If your school district has a swimming pool availiable that might be one option for PE/exercise. My son was bused to the town swimming pool from 5th until 11th grade, twice a week with his aide. The swim "coach" was given direction by the school PT who luckily had experience with boys with dmd. My son had to stop after his spinal stabilization at age 18 because his center of gravity changed and he couldn't float anymore.
to me that is unreal squatting is very hard and will only get harder as he gets older as I read this I see it was posted a long time ago what happened? did the pt want this hope to hear your answer Penny
I too agree with Laurie.
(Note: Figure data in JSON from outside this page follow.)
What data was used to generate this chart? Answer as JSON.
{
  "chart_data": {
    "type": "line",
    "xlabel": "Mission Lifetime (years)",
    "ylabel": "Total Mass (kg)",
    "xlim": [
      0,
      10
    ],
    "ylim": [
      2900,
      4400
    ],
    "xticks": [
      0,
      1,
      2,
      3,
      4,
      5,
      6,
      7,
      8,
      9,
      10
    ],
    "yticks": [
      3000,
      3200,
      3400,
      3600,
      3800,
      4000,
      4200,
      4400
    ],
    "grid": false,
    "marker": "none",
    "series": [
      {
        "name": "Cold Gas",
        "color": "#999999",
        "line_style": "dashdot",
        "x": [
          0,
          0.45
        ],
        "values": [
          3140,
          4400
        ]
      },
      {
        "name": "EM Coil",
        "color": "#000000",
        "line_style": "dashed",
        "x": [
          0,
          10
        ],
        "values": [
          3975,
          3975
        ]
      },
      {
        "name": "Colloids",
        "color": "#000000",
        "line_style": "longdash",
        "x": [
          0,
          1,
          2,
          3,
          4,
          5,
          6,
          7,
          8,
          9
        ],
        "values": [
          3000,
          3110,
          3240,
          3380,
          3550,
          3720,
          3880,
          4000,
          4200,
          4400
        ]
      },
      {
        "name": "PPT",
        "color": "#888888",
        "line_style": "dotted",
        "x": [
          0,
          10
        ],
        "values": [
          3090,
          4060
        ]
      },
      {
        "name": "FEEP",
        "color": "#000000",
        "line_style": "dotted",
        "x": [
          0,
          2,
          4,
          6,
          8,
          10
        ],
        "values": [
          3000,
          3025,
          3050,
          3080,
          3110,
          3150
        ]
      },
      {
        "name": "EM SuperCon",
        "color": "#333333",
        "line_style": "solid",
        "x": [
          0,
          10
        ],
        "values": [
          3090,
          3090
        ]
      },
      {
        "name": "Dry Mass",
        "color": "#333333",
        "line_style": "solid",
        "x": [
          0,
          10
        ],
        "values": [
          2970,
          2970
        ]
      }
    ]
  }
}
A site I sent to the school for Joshua's physio, which they watched and adapted, was a video from PPMD. Here's the link: http://www.youtube.com/watch?v=0_ecVd3kNtQ They too were beginning to ask him to do things "his body told him not to try". Once we sent the video, they passed it onto others in the same situation. It shows them what to do and why.

Naomi
My son is only 5, so I haven't been thru many of these but have been lucky to work with PTs who were flexible. I've objected to goals that involved mobility on stairs and any kind of jumping, but am fine with some of the other goals that are more play related. Some of the things that have been added, like "frequent rest breaks" have been helpful from a recess and PE standpoint. James is in a Catholic school, and while they've been receptive to the public school system's IEP, they also appreciated my direct contact. I met with his primary teachers and with the PE teacher, giving them booklets from PPMD. I think a lot of it is knowing your son and understanding that most of the school system's staff have never dealt with DMD before. You'll need to be assertive, but it's also important to work as a team.